DE FEURE Georges
DE FEURE Georges
In 1886, Georges de Feure was admitted to the Royal Academy of Fine Arts in Amsterdam, which he left after two years. He came to Paris in 1889 and settled in Montmartre; he joined the Parisian bohemia. His circle of friends included the composers Claude Debussy, Maurice Ravel and Erik Satie. His pictorial work was definitely inspired by the poems of Charles Baudelaire and the novels of Georges Rodenbach. In the 1890s, he was recognized by Puvis de Chavannes as one of the most important painters of the French symbolist movement. To make a living, he became an illustrator for Le Courrier français, Le Figaro Illustré and for two periodicals published by Goupil & Cie, Le Théâtre and Les Modes. Georges de Feure participated in the Salon des Cent and four of his posters were published in Les Maîtres de l'affiche.
His work is characterized by numerous representations of the femme fatale, a theme found in all the works of the Art Nouveau movement.

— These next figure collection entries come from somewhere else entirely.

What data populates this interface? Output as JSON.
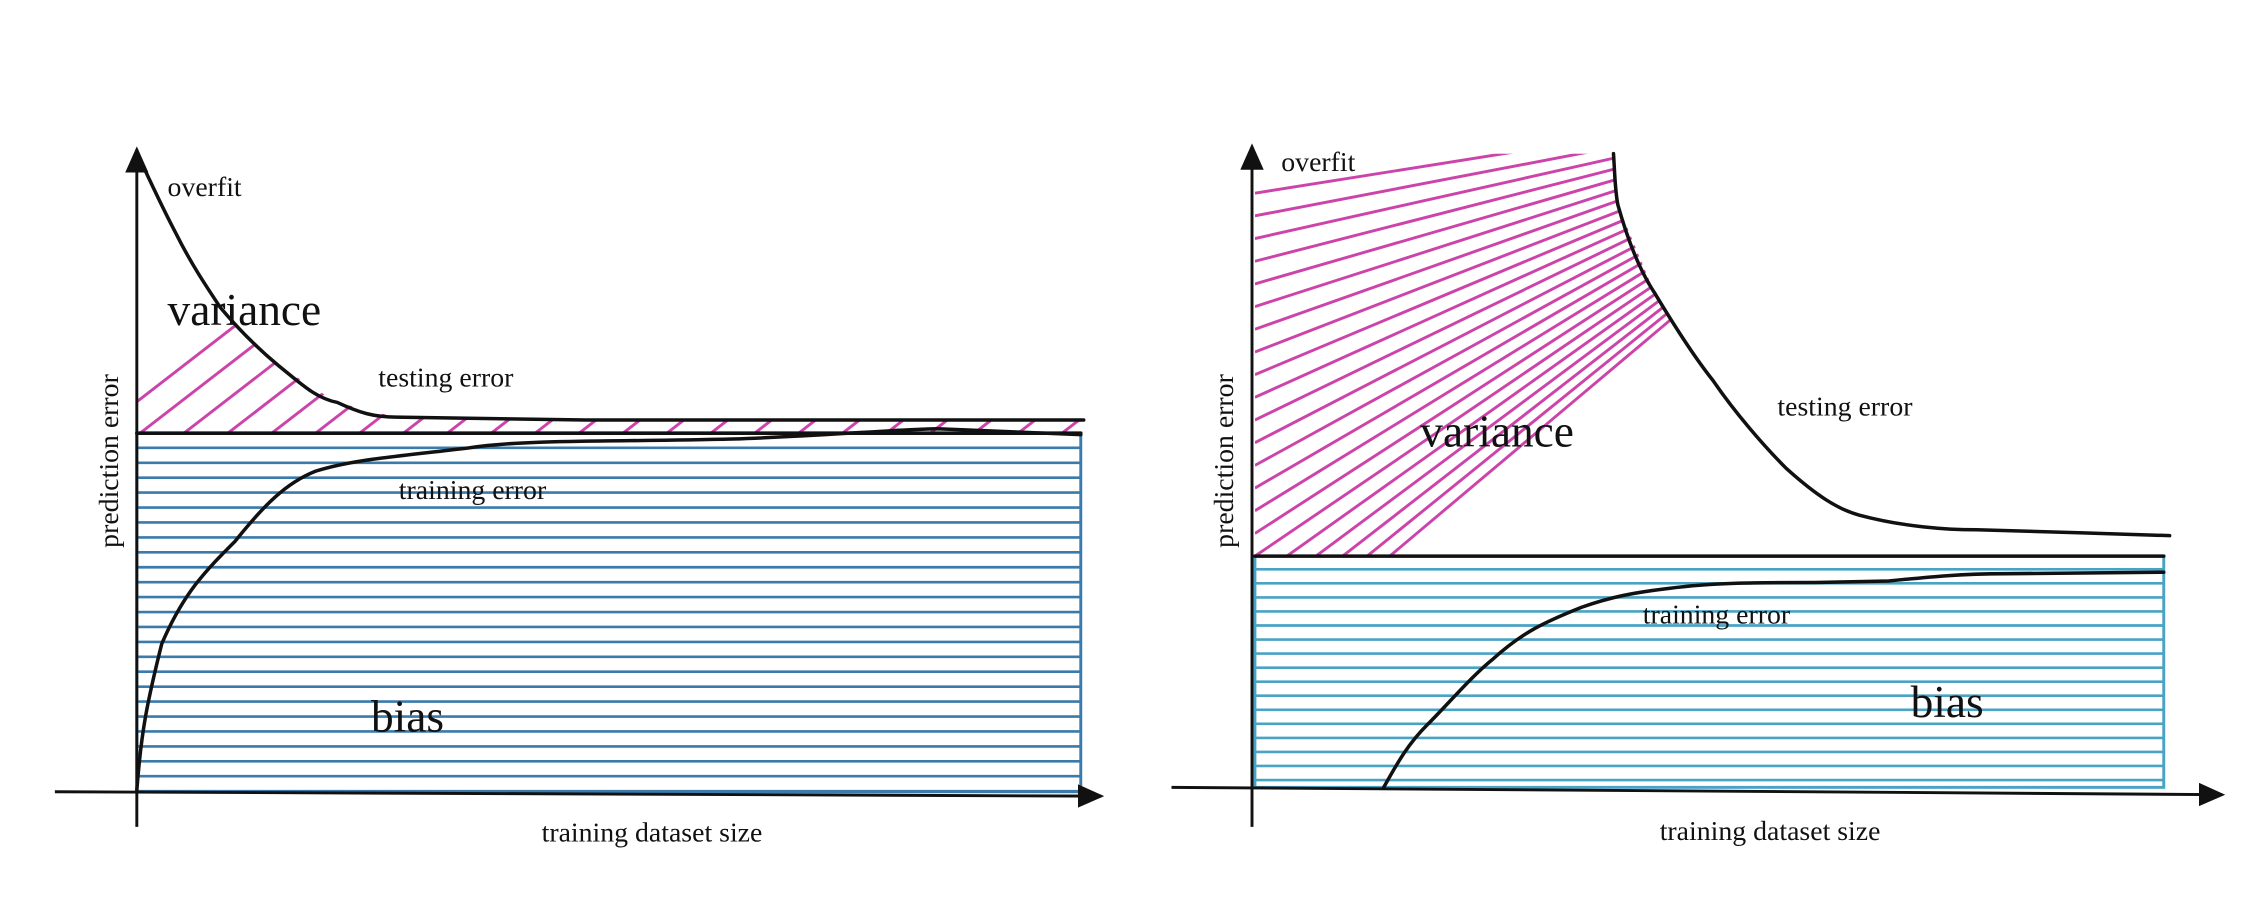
{
  "panels": [
    {
      "overfit": "overfit",
      "variance": "variance",
      "testing_error": "testing error",
      "training_error": "training error",
      "bias": "bias",
      "y_label": "prediction error",
      "x_label": "training dataset size"
    },
    {
      "overfit": "overfit",
      "variance": "variance",
      "testing_error": "testing error",
      "training_error": "training error",
      "bias": "bias",
      "y_label": "prediction error",
      "x_label": "training dataset size"
    }
  ]
}
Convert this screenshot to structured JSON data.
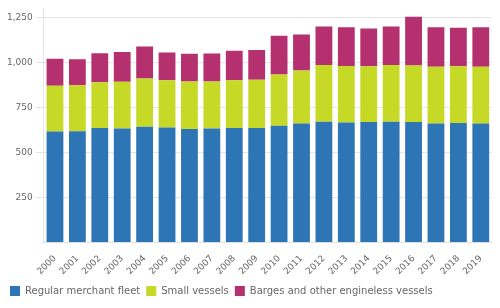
{
  "chart_data": {
    "type": "bar",
    "stacked": true,
    "categories": [
      "2000",
      "2001",
      "2002",
      "2003",
      "2004",
      "2005",
      "2006",
      "2007",
      "2008",
      "2009",
      "2010",
      "2011",
      "2012",
      "2013",
      "2014",
      "2015",
      "2016",
      "2017",
      "2018",
      "2019"
    ],
    "series": [
      {
        "name": "Regular merchant fleet",
        "color": "#2e75b6",
        "values": [
          615,
          617,
          635,
          632,
          642,
          638,
          630,
          632,
          635,
          635,
          648,
          660,
          670,
          665,
          668,
          670,
          668,
          660,
          663,
          660
        ]
      },
      {
        "name": "Small vessels",
        "color": "#c5d926",
        "values": [
          255,
          255,
          255,
          260,
          268,
          262,
          263,
          262,
          265,
          268,
          285,
          295,
          315,
          315,
          310,
          315,
          315,
          315,
          315,
          315
        ]
      },
      {
        "name": "Barges and other engineless vessels",
        "color": "#b4306e",
        "values": [
          150,
          145,
          160,
          165,
          178,
          155,
          155,
          155,
          165,
          165,
          215,
          200,
          215,
          215,
          210,
          215,
          270,
          220,
          215,
          220
        ]
      }
    ],
    "ylim": [
      0,
      1300
    ],
    "yticks": [
      250,
      500,
      750,
      {
        "value": 1000,
        "label": "1,000"
      },
      {
        "value": 1250,
        "label": "1,250"
      }
    ],
    "grid": true,
    "legend": "bottom"
  }
}
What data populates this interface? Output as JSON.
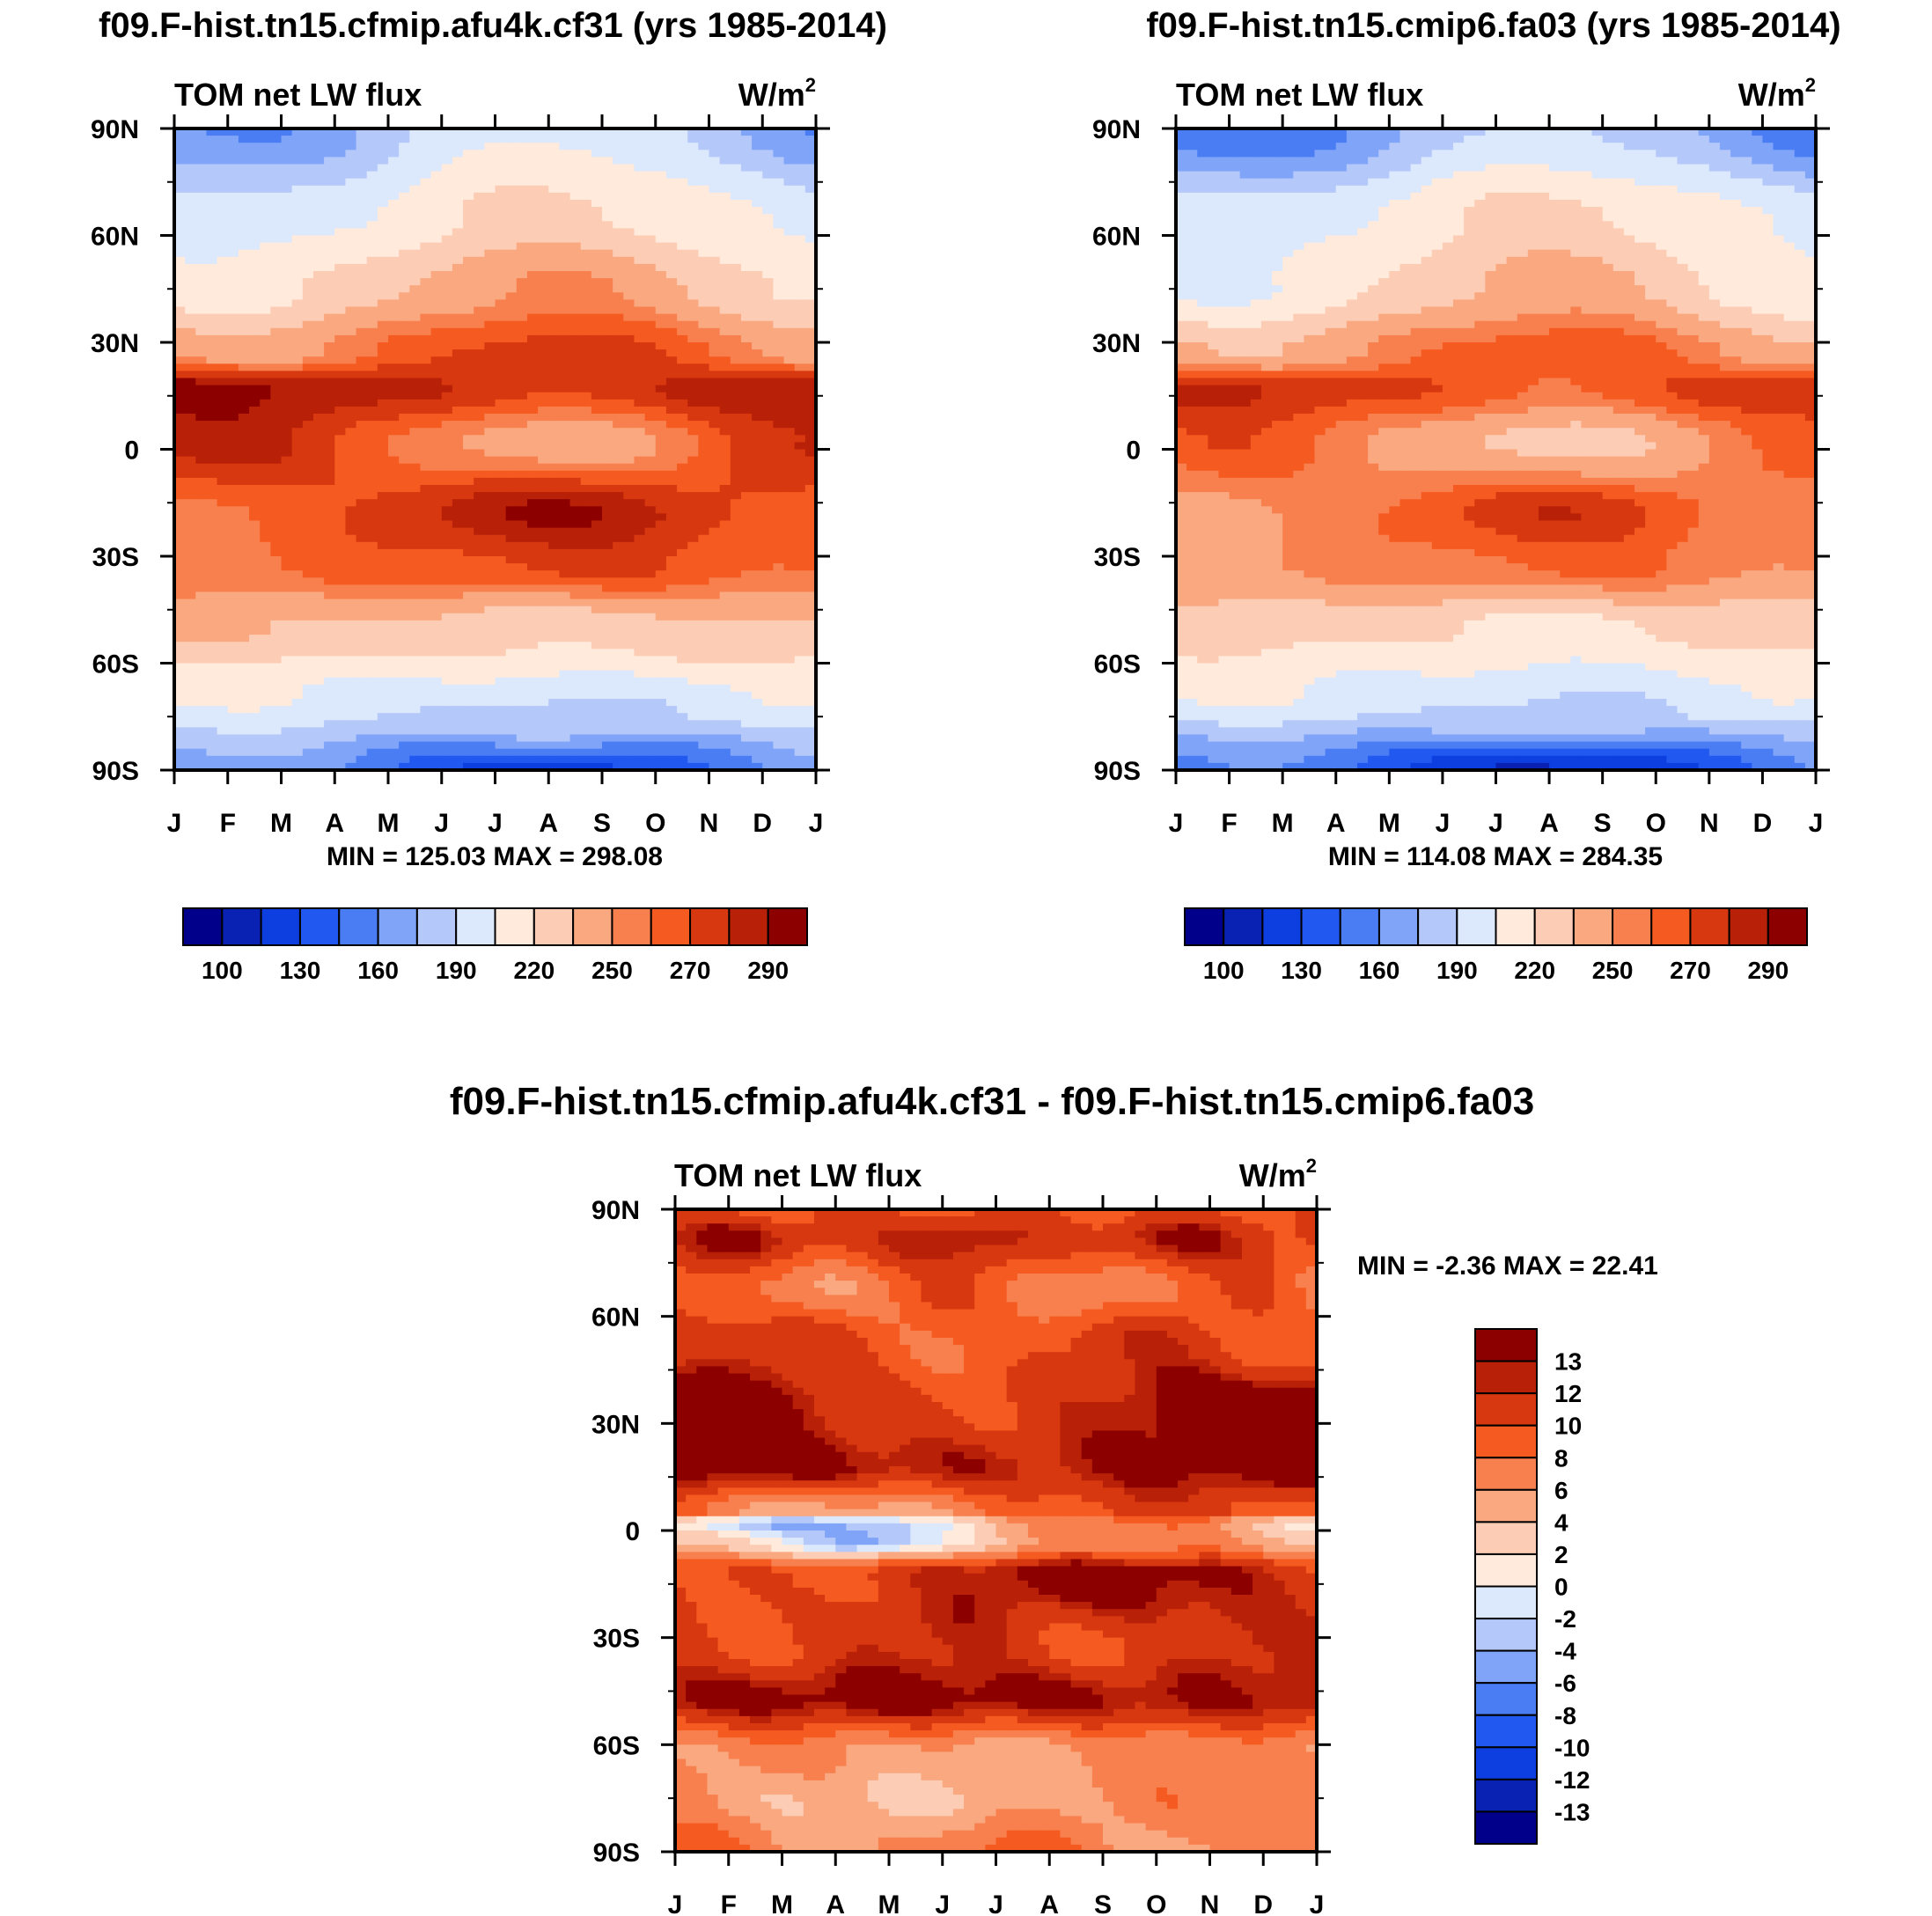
{
  "chart_data": [
    {
      "type": "heatmap",
      "title": "f09.F-hist.tn15.cfmip.afu4k.cf31 (yrs 1985-2014)",
      "left_string": "TOM net LW flux",
      "right_string": "W/m",
      "right_superscript": "2",
      "x_ticks": [
        "J",
        "F",
        "M",
        "A",
        "M",
        "J",
        "J",
        "A",
        "S",
        "O",
        "N",
        "D",
        "J"
      ],
      "y_ticks": [
        "90N",
        "60N",
        "30N",
        "0",
        "30S",
        "60S",
        "90S"
      ],
      "xlim": [
        0,
        12
      ],
      "ylim": [
        -90,
        90
      ],
      "stats_label": "MIN = 125.03 MAX = 298.08",
      "min": 125.03,
      "max": 298.08,
      "colorbar": {
        "orientation": "horizontal",
        "levels": [
          100,
          115,
          130,
          145,
          160,
          175,
          190,
          205,
          220,
          235,
          250,
          260,
          270,
          280,
          290
        ],
        "labels": [
          "100",
          "130",
          "160",
          "190",
          "220",
          "250",
          "270",
          "290"
        ],
        "colors": [
          "#00008b",
          "#0a22b3",
          "#0c3ee0",
          "#2058f0",
          "#4a7cf4",
          "#80a4f8",
          "#b4c8fa",
          "#dce8fc",
          "#ffeadc",
          "#fcccb4",
          "#f9a880",
          "#f8804e",
          "#f55a20",
          "#d83810",
          "#b82008",
          "#8c0000"
        ]
      },
      "field": {
        "equator_base": 262,
        "equator_amp": 22,
        "trop_n_base": 283,
        "trop_n_amp": 10,
        "trop_s_base": 275,
        "trop_s_amp": 16,
        "sub_n_base": 260,
        "sub_n_amp": 16,
        "sub_s_base": 266,
        "sub_s_amp": 10,
        "mid_n_base": 232,
        "mid_n_amp": 20,
        "mid_s_base": 232,
        "mid_s_amp": 6,
        "pole_n_base": 182,
        "pole_n_amp": 24,
        "pole_s_base": 148,
        "pole_s_amp": 25,
        "sub_s_lat_base": -72,
        "sub_s_lat_amp": 6
      }
    },
    {
      "type": "heatmap",
      "title": "f09.F-hist.tn15.cmip6.fa03 (yrs 1985-2014)",
      "left_string": "TOM net LW flux",
      "right_string": "W/m",
      "right_superscript": "2",
      "x_ticks": [
        "J",
        "F",
        "M",
        "A",
        "M",
        "J",
        "J",
        "A",
        "S",
        "O",
        "N",
        "D",
        "J"
      ],
      "y_ticks": [
        "90N",
        "60N",
        "30N",
        "0",
        "30S",
        "60S",
        "90S"
      ],
      "xlim": [
        0,
        12
      ],
      "ylim": [
        -90,
        90
      ],
      "stats_label": "MIN = 114.08 MAX = 284.35",
      "min": 114.08,
      "max": 284.35,
      "colorbar": {
        "orientation": "horizontal",
        "levels": [
          100,
          115,
          130,
          145,
          160,
          175,
          190,
          205,
          220,
          235,
          250,
          260,
          270,
          280,
          290
        ],
        "labels": [
          "100",
          "130",
          "160",
          "190",
          "220",
          "250",
          "270",
          "290"
        ],
        "colors": [
          "#00008b",
          "#0a22b3",
          "#0c3ee0",
          "#2058f0",
          "#4a7cf4",
          "#80a4f8",
          "#b4c8fa",
          "#dce8fc",
          "#ffeadc",
          "#fcccb4",
          "#f9a880",
          "#f8804e",
          "#f55a20",
          "#d83810",
          "#b82008",
          "#8c0000"
        ]
      },
      "field": {
        "equator_base": 248,
        "equator_amp": 20,
        "trop_n_base": 272,
        "trop_n_amp": 10,
        "trop_s_base": 262,
        "trop_s_amp": 16,
        "sub_n_base": 252,
        "sub_n_amp": 16,
        "sub_s_base": 256,
        "sub_s_amp": 10,
        "mid_n_base": 222,
        "mid_n_amp": 20,
        "mid_s_base": 222,
        "mid_s_amp": 6,
        "pole_n_base": 170,
        "pole_n_amp": 24,
        "pole_s_base": 136,
        "pole_s_amp": 25,
        "sub_s_lat_base": -72,
        "sub_s_lat_amp": 6
      }
    },
    {
      "type": "heatmap",
      "title": "f09.F-hist.tn15.cfmip.afu4k.cf31 - f09.F-hist.tn15.cmip6.fa03",
      "left_string": "TOM net LW flux",
      "right_string": "W/m",
      "right_superscript": "2",
      "x_ticks": [
        "J",
        "F",
        "M",
        "A",
        "M",
        "J",
        "J",
        "A",
        "S",
        "O",
        "N",
        "D",
        "J"
      ],
      "y_ticks": [
        "90N",
        "60N",
        "30N",
        "0",
        "30S",
        "60S",
        "90S"
      ],
      "xlim": [
        0,
        12
      ],
      "ylim": [
        -90,
        90
      ],
      "stats_label": "MIN =  -2.36 MAX =  22.41",
      "min": -2.36,
      "max": 22.41,
      "colorbar": {
        "orientation": "vertical",
        "levels": [
          -13,
          -12,
          -10,
          -8,
          -6,
          -4,
          -2,
          0,
          2,
          4,
          6,
          8,
          10,
          12,
          13
        ],
        "labels": [
          "13",
          "12",
          "10",
          "8",
          "6",
          "4",
          "2",
          "0",
          "-2",
          "-4",
          "-6",
          "-8",
          "-10",
          "-12",
          "-13"
        ],
        "colors": [
          "#00008b",
          "#0a22b3",
          "#0c3ee0",
          "#2058f0",
          "#4a7cf4",
          "#80a4f8",
          "#b4c8fa",
          "#dce8fc",
          "#ffeadc",
          "#fcccb4",
          "#f9a880",
          "#f8804e",
          "#f55a20",
          "#d83810",
          "#b82008",
          "#8c0000"
        ]
      }
    }
  ]
}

His reputation as a symbolist painter and his experience as a poster artist led the art dealer Siegfried Bing to approach him to design the façade of the "Art Nouveau Pavilion" at the 1900 World's Fair in Paris. In addition, Bing entrusted de Feure, along with Eugène Gaillard and Edouard Colonna, with the realization of two interiors in the same pavilion. The furniture and decorative objects he designed for the boudoir were praised by the critics, who saw in them a representation of the quintessence of French art. One praises their delicacy and their very feminine grace. Gabriel Mourey, for the magazine Les Arts Décoratifs, described them as "one of the most exquisite and perfect decorative ensembles that our era has created". Three years earlier, he had written a long article on Feure in The Studio.
Four of his posters were reproduced in the magazine Les Maîtres de l'affiche (1895-1900), namely: 5th exhibition of the Salon des Cent, Magasin des nouveautés Jeanne d'Arc, Le Journal des ventes and Thés du Palais Indien. He also collaborates with Cocorico.
Presented in 1892 at Le Barc de Boutteville in the circle of symbolist painters, he participated in the Salon de la Rose-Croix in 1893 and 1894 and the Secession of Munich in 1896. A major retrospective of his work was held in Paris in 1903, then he traveled to Hamburg and The Hague.
During the first decades of the 20th century, he continued to create decorative ensembles (evolving from Art Nouveau to Art Deco), then in 1909 he founded De Feure & Deperdussin (DFD & Cie), a company building monoplane aircraft with reverse propulsion with Armand Deperdussin as a partner, who eventually dismissed him, before being arrested for a murky business of speculation. Two models came out of the workshops, the DFD1 and the DFD2, whose design involved Louis Béchereau. During the first tests, at the end of 1910, Georges de Feure had a serious accident: he withdrew from the business.
He then turned to the making of costumes and sets for the theater, notably in London where he lived during the First World War.
During the 1920s, he was an artistic advisor for Madeleine Vionnet's stores, then for Schwarz-Haumont, which specialized in the construction of metal structures.
In February 1942, after a long illness, he asked the Ministry of Fine Arts to acquire two of his paintings for the national collection, which was refused. He died on November 26, 1943 in the Paris of the Occupation.